Pandemi Covid-19, Garuda Hanya Operasikan 37% dari Total Pesawat

Arief Kamaludin|KATADATA
Maskapai Garuda Indonesia
Penulis: Ihya Ulum Aldin
Editor: Lavinda
9/6/2021, 11.04 WIB

Di tengah badai pandemi Covid-19, PT Garuda Indonesia (Persero) Tbk (GIAA) terpaksa memarkir sebagian pesawatnya karena pembatasan kegiatan di beberapa wilayah Tanah Air. Maskapai milik pemerintah itu hanya mengoperasikan 53 pesawat atau hanya 37% dari total 142 armada yang tersedia.

Manajemen Garuda menyampaikan, penggunaan armada pesawat selama masa pandemi disesuaikan dengan kondisi pasar dan permintaan layanan penerbangan. Ini berkaitan dengan pemberlakuan beberapa kebijakan pembatasan pergerakan masyarakat.

Penyesuaian yang dilakukan Garuda antara lain, mengurangi frekuensi penerbangan hingga optimalisasi penggunaan armada untuk rute padat penumpang. Di samping itu, penggunaan armada pesawat dalam penerbangan selama masa pandemi juga turut memperhatikan tingkat isian dari angkutan kargo.
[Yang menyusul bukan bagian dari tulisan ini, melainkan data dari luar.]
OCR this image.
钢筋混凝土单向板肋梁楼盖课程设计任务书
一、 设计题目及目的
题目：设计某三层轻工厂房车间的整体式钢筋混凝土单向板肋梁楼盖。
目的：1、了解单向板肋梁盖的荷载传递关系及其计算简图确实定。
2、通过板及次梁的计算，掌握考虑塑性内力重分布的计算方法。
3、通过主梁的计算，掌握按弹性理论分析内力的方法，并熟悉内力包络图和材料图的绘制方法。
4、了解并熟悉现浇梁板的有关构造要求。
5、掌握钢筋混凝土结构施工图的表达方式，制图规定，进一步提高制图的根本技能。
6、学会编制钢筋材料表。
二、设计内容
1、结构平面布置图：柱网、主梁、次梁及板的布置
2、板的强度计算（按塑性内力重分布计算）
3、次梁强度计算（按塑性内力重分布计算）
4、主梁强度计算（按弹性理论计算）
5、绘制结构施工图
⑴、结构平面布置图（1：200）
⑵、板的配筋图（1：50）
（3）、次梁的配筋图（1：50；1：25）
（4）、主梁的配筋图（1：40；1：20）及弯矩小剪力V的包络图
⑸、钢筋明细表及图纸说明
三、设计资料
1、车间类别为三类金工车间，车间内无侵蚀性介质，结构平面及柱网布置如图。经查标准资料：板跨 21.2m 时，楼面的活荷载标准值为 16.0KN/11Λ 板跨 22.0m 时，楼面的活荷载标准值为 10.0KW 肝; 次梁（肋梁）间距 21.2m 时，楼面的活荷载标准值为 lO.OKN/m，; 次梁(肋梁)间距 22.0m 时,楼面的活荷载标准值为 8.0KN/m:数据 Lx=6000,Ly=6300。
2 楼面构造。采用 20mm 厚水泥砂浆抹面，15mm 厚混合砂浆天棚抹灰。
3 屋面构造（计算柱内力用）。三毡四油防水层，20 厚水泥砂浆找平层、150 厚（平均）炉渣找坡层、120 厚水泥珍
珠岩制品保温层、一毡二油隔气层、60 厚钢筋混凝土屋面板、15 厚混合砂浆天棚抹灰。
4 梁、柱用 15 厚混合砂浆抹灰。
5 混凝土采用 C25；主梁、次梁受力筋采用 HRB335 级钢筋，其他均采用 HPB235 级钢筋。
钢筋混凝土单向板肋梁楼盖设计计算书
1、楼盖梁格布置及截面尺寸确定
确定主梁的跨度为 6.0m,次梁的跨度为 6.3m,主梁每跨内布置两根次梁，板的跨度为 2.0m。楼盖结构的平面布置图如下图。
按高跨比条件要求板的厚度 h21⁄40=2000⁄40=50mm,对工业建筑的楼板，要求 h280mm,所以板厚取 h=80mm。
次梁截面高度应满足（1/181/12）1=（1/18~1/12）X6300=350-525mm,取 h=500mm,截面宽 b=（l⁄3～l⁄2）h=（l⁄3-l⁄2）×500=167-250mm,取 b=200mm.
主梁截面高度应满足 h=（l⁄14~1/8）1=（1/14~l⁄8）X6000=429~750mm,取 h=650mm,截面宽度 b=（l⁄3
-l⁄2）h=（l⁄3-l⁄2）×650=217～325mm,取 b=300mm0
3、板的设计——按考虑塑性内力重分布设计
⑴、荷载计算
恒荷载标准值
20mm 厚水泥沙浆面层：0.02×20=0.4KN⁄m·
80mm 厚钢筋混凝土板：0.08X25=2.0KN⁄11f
"Jumlah armada yang dioperasikan selama masa pandemi berkurang, sehingga yang saat ini dioperasikan untuk mendukung operasional perusahaan ada pada kisaran 53 pesawat," kata Manajemen Garuda dalam keterbukaan informasi Bursa Efek Indonesia (BEI), Rabu (9/6).

Berdasarkan data Manajemen Garuda, dari 142 armada yang tersedia, terdapat 39 pesawat yang saat ini tengah menjalani perawatan. Hal itu dilakukan untuk menjaga kondisi pesawat yang dioperasikan tetap laik terbang (airworthy) sesuai dengan peraturan penerbangan.

Perusahaan juga tetap memelihara pesawat yang dalam kondisi tidak dioperasikan, yaitu dengan perawatan prolong dan perawatan berkala. Hal itu mengacu pada dokumen program perawatan yang diterbitkan oleh pabrikan pesawat atau mesin.

Selain pesawat yang bisa dioperasikan dan sedang dilakukan perawatan, Garuda terpaksa melakukan grounded atau relokasi. Tercatat, mayoritas armada pesawat Garuda, atau sebanyak 136 pesawat merupakan sewaan. Sementara hanya 6 pesawat yang dimiliki.

Manajemen Garuda masih masih terus berupaya bernegosiasi dengan lessor untuk pesawat dengan status grounded. Pendekatan yang ditempuh adalah untuk kembali dapat mengoperasikan atau melakukan pengembalian pesawat lebih cepat (early termination).

"Tentunya hal ini dilakukan dengan mempertimbangkan kebutuhan armada sesuai demand layanan penerbangan pada era kenormalan baru ini," kata Manajemen Garuda.

Garuda menilai upaya restrukturisasi dengan lessor bisa berkontribusi menjaga keberlangsungan operasional dapat terjaga, termasuk upaya restrukturisasi dengan beberapa perusahaan pelat merah. Sampai saat ini, sumber pendanaan untuk keberlangsungan operasional dalam jangka pendek, bersumber dari pendapatan operasional.

Pada 7 Juni 2021, manajemen mengembalikan dua armada pesawat berjenis Boeing 737-800 Next Generation ke salah satu lessor. Upaya intensif ini diharapkan membantu penyelamatan Garuda melalui pemulihan kinerja usaha maskapai penerbangan milik pemerintah tersebut.

Percepatan pengembalian lebih awal armada yang belum jatuh tempo masa sewanya dilakukan setelah ada kesepakatan. Salah satu syarat pengembalian pesawat yakni dengan mengubah kode registrasi pesawat terkait.

Direktur Utama Garuda Indonesia Irfan Setiaputra mengatakan, keputusan ini bagian dari langkah strategis dalam mengoptimalisasikan produktivitas armada dengan mempercepat jangka waktu sewa pesawat.

“Langkah penting yang perlu kami lakukan di tengah tekanan kinerja usaha imbas pandemi Covid-19. Fokus utama kami adalah penyesuaian terhadap proyeksi kebutuhan pasar di era kenormalan baru,” kata Irfan dalam pernyataan resminya, Senin (7/6).